FPBench 1.2 defines the meaning of the following properties:

:name
A string name for the benchmark. If a name is needed and not provided, we recommend using the body expression.
:description
A string description for the benchmark and its inputs. We recommend describing the physical meaning and units of inputs when applicable.
:cite
A list of symbols that describe the sources of the benchmark. We recommend making available a BibTeX file which uses the same symbols as keys.
:precision
Describes the floating-point precision used for rounding, using a list naming a precision family and its parameters, or using a short-hand symbol synonymous with such a list.
(float e nbits)
An IEEE-754 binary floating-point value with e exponent bits and nbits total bits. binary32 and binary64 are common shorthands, for (float 8 32) and (float 11 64) respectively.
(posit es nbits)
Posits with es exponent bits and nbits total bits. Common shorthands include posit8 for (posit 0 8), posit16 for (posit 1 16), posit32 for (posit 2 32), and posit64 for (posit 3 64).
(fixed scale nbits)
Fixed point, with nbits total bits and a scale factor of 2 ^ scale. One bit will store the sign, using two's complement. For example, (fixed 0 8) can represent the 8-bit integers from -128 to 127, while (fixed -8 8) can represent magnitudes from -128/128 to 127/128 in steps of 1/128. Overflow behavior is determined by the overflow property.
real
A special precision for arbitrary real numbers, where no rounding takes place.
integer
A special precision for mathematical integers, where no rounding takes place. Implementations should assume that all values with this precision are indeed integers: if a non-integer value is computed, implementations can signal an error.

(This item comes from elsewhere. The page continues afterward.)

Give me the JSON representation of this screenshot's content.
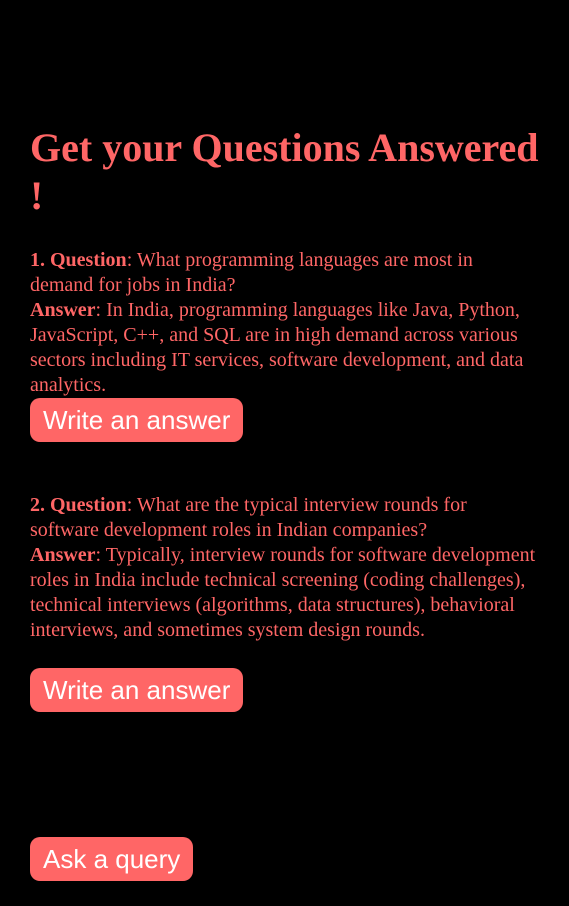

Where no :precision property is specified, implementations should assume a sane default, such as binary64 or possibly real depending on the application domain.
:round
The floating-point rounding mode used for rounding. Expected to be one of the IEEE 754 modes nearestEven, nearestAway, toPositive, toNegative, or toZero.
:overflow
The rounding behavior to use when a fixed-point value overflows. Possible values include:
infinity
Produce a floating-point-like infinity on overflow.
clamp
Clamp the value to the largest representable magnitude.
wrap
Wrap the significand using two's complement arithmetic.
:pre
A precondition on inputs to the benchmark. Tools should not use points that fail the precondition to determine the accuracy of the benchmark. It is expected to be an expression that returns a boolean value. A rounding context can be given explicitly for the expression, but if it is not, the default rounding context is assumed to have real precision rather than the overall properties specified for the FPCore.
:spec
A real-valued function approximated by the benchmark. If not provided, then it is assumed to be the body of the benchmark. As with preconditions specified with :pre, a rounding context can be provided explicitly, but it is assumed to have real precision rather than the overall properties specified for the FPCore.
:math-library
The library used in the source to implement floating-point operations. It is expected to be a symbol identifying a library implementation and version, such as gnu-libm-2.34.

Additionally, properties prefixed by the name of a tool (such as :xxx-foobar) are reserved for definition by that tool. Only that tool may define the meaning of those properties; other tools should not depend on the meaning of those properties, nor must the defining tool keep the meaning constant.